Reimagining Health Care Ecosystems
A pediatric hospitalist at Columbia University Irving Medical Center, Dr. Mirna Giordano has over a decade of experience in surgical co-management of pediatric neurosurgical patients. Her clinical research focuses on opioid-sparing multimodal analgesia. She serves as Chair of the Opioid Crisis Committee at AAP Chapter 3, as a Steering Committee member with the NYC Collaborative of Pediatric Hospitalists, and on the Executive Council of the Pediatric SIG at SHM. She visited Reid Hall in April 2026 as part of the Faculty Visitorship Program co-sponsored by the Columbia Global Paris Center and the Institute for Ideas and Imagination.
Dr. Mirna Giordano came to Paris with a question that had been quietly forming for some time: what can the French system of pediatric surgical care teach the American one, and vice versa? In an era of shrinking resources and mounting pressure facing clinicians on both sides of the Atlantic, she wanted to move beyond the familiar boundaries of her own institution and see, firsthand, how colleagues elsewhere were meeting the same challenges. "I know the American system," she explains. "But in the current atmosphere of funds being cut and immigrant care being threatened, we must be more creative." Over the course of two weeks, she visited two major pediatric centers at Bicêtre and Necker hospitals, observing how teams communicate, how protocols are built, and how patients move through the system. What she found was equal parts familiar and surprising.
She was particularly struck by how little the French system relies on opioids at discharge. Where Giordano has spent years developing opioid-sparing protocols in the U.S., France has largely solved the problem by not prescribing opioids for home use at all. The tradeoff is longer inpatient stays, with their own costs and complications. Meanwhile, the pressures facing trainees were strikingly universal: the same sense of overwhelm, the same mismatch between growing patient complexity and unchanged staffing levels. Neither system has it entirely right, and the comparison itself is the point.
Her visit was the first step of a structured research project. This summer, Hortense Citanna, a bilingual premed student at the Lycée français in New York, will travel to Normandy to establish connections at regional pediatric centers, extending the network beyond Paris to understand how care looks outside the major academic hospitals. She and Dr. Giordano have already developed a bilingual questionnaire. The longer-term ambition is a comparative study drawing on interviews with a hundred or more providers on both sides of the Atlantic, identifying key areas where the French and American systems can learn from each other, whether on protocol design, technology and AI-assisted order management, workforce structure, or the oversight of controlled substances.

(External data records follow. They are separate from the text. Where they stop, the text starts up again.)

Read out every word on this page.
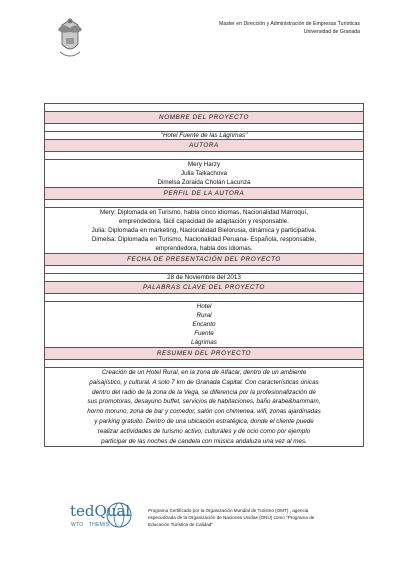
Master en Dirección y Administración de Empresas Turísticas
Universidad de Granada

NOMBRE DEL PROYECTO

"Hotel Fuente de las Lágrimas"
AUTORA

Mery Harzy
Julia Talkachova
Dimelsa Zoraida Cholán Lacunza

PERFIL DE LA AUTORA

Mery: Diplomada en Turismo, habla cinco idiomas, Nacionalidad Marroquí,
emprendedora, fácil capacidad de adaptación y responsable.
Julia: Diplomada en marketing, Nacionalidad Bielorusia, dinámica y participativa.
Dimelsa: Diplomada en Turismo, Nacionalidad Peruana- Española, responsable,
emprendedora, habla dos idiomas.

FECHA DE PRESENTACIÓN DEL PROYECTO

28 de Noviembre del 2013
PALABRAS CLAVE DEL PROYECTO

Hotel
Rural
Encanto
Fuente
Lágrimas

RESUMEN DEL PROYECTO

Creación de un Hotel Rural, en la zona de Alfacar, dentro de un ambiente
paisajístico, y cultural. A solo 7 km de Granada Capital. Con características únicas
dentro del radio de la zona de la Vega, se diferencia por la profesionalización de
sus promotoras, desayuno buffet, servicios de habitaciones, baño árabe&hammam,
horno moruno, zona de bar y comedor, salón con chimenea, wifi, zonas ajardinadas
y parking gratuito. Dentro de una ubicación estratégica, donde el cliente puede
realizar actividades de turismo activo, culturales y de ocio como por ejemplo
participar de las noches de candela con música andaluza una vez al mes.
tedQual
WTO · THEMIS
Programa Certificado por la Organización Mundial de Turismo (OMT) , agencia
especializada de la Organización de Naciones Unidas (ONU) como "Programa de
Educación Turística de Calidad"
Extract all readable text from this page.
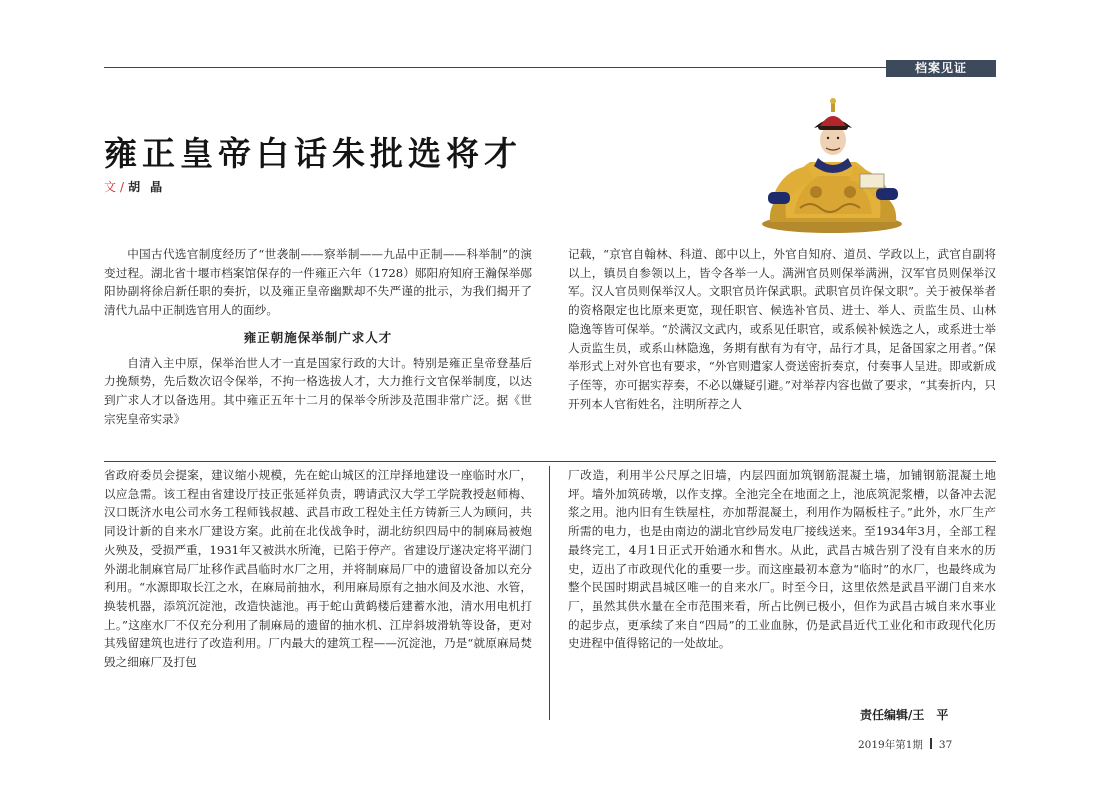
档案见证
雍正皇帝白话朱批选将才
文 / 胡晶

中国古代选官制度经历了“世袭制——察举制——九品中正制——科举制”的演变过程。湖北省十堰市档案馆保存的一件雍正六年（1728）郧阳府知府王瀚保举郧阳协副将徐启新任职的奏折，以及雍正皇帝幽默却不失严谨的批示，为我们揭开了清代九品中正制选官用人的面纱。

雍正朝施保举制广求人才

自清入主中原，保举治世人才一直是国家行政的大计。特别是雍正皇帝登基后力挽颓势，先后数次诏令保举，不拘一格选拔人才，大力推行文官保举制度，以达到广求人才以备选用。其中雍正五年十二月的保举令所涉及范围非常广泛。据《世宗宪皇帝实录》

记载，“京官自翰林、科道、郎中以上，外官自知府、道员、学政以上，武官自副将以上，镇员自参领以上，皆令各举一人。满洲官员则保举满洲，汉军官员则保举汉军。汉人官员则保举汉人。文职官员许保武职。武职官员许保文职”。关于被保举者的资格限定也比原来更宽，现任职官、候选补官员、进士、举人、贡监生员、山林隐逸等皆可保举。“於满汉文武内，或系见任职官，或系候补候选之人，或系进士举人贡监生员，或系山林隐逸，务期有猷有为有守，品行才具，足备国家之用者。”保举形式上对外官也有要求，“外官则遣家人赍送密折奏京，付奏事人呈进。即或新成子侄等，亦可据实荐奏，不必以嫌疑引避。”对举荐内容也做了要求，“其奏折内，只开列本人官衔姓名，注明所荐之人

省政府委员会提案，建议缩小规模，先在蛇山城区的江岸择地建设一座临时水厂，以应急需。该工程由省建设厅技正张延祥负责，聘请武汉大学工学院教授赵师梅、汉口既济水电公司水务工程师钱叔越、武昌市政工程处主任方铸新三人为顾问，共同设计新的自来水厂建设方案。此前在北伐战争时，湖北纺织四局中的制麻局被炮火殃及，受损严重，1931年又被洪水所淹，已陷于停产。省建设厅遂决定将平湖门外湖北制麻官局厂址移作武昌临时水厂之用，并将制麻局厂中的遗留设备加以充分利用。“水源即取长江之水，在麻局前抽水，利用麻局原有之抽水间及水池、水管，换装机器，添筑沉淀池，改造快滤池。再于蛇山黄鹤楼后建蓄水池，清水用电机打上。”这座水厂不仅充分利用了制麻局的遗留的抽水机、江岸斜坡滑轨等设备，更对其残留建筑也进行了改造利用。厂内最大的建筑工程——沉淀池，乃是“就原麻局焚毁之细麻厂及打包

厂改造，利用半公尺厚之旧墙，内层四面加筑钢筋混凝土墙，加铺钢筋混凝土地坪。墙外加筑砖墩，以作支撑。全池完全在地面之上，池底筑泥浆槽，以备冲去泥浆之用。池内旧有生铁屋柱，亦加帮混凝土，利用作为隔板柱子。”此外，水厂生产所需的电力，也是由南边的湖北官纱局发电厂接线送来。至1934年3月，全部工程最终完工，4月1日正式开始通水和售水。从此，武昌古城告别了没有自来水的历史，迈出了市政现代化的重要一步。而这座最初本意为“临时”的水厂，也最终成为整个民国时期武昌城区唯一的自来水厂。时至今日，这里依然是武昌平湖门自来水厂，虽然其供水量在全市范围来看，所占比例已极小，但作为武昌古城自来水事业的起步点，更承续了来自“四局”的工业血脉，仍是武昌近代工业化和市政现代化历史进程中值得铭记的一处故址。

责任编辑/王　平
2019年第1期 37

The longer-term ambition is genuinely international. "My ultimate idea," she says, "is of a world in which we would know what doesn't work in certain ecosystems, which might allow us to imagine a different one."
The collaboration doesn't stop with this qualitative study. Dr. Jane Bregier-John, a colleague at Bicêtre, suggested a series of virtual lectures: a kind of transatlantic grand rounds, bringing American hospitalists and their French counterparts into the same room via Zoom. Giordano's response was immediate: she could think of ten colleagues to invite without effort. "Who knows how many hundreds of people those learning points can reach," she says.
She was met, throughout her visit to Paris, with remarkable openness. At both hospitals, colleagues including Dr. Luca Pio, Dr. Pierre Tissières, Dr. Christophe Chardot, Dr. Mehdi Oualha, and Dr. Laurent Dupic welcomed her into their wards, operating rooms, and conversations — the kind of access that turns a visit into a collaboration.
The takeaway is the wellspring of creative thought that becomes possible when a clinician is, however briefly, relieved of the relentless forward motion of clinical life. Giordano describes her time outside of hospital visits spent writing, reflecting, and generating not only research ideas but something closer to wonder. She found herself moved by encounters with patients who were not hers to treat, freed from the ownership and urgency that normally structure every bedside interaction.
Reid Hall has educated and hosted women artists and researchers since 1893—a period when the idea of an educated woman, let alone a working one, was far from a social norm—and Giordano felt that history as something more than backdrop. "These walls somehow make me have a little extra responsibility to those who have gifted this space and invested in this space," she said. "I feel like I was gifted so much. There was not a fraction of this I had imagined when I put in my application." She left with gratitude for what the space had made possible, anticipating future generations who will contribute to the work of improving global health. It was a fitting place to be reminded that medicine has always advanced by imagining what doesn't yet exist.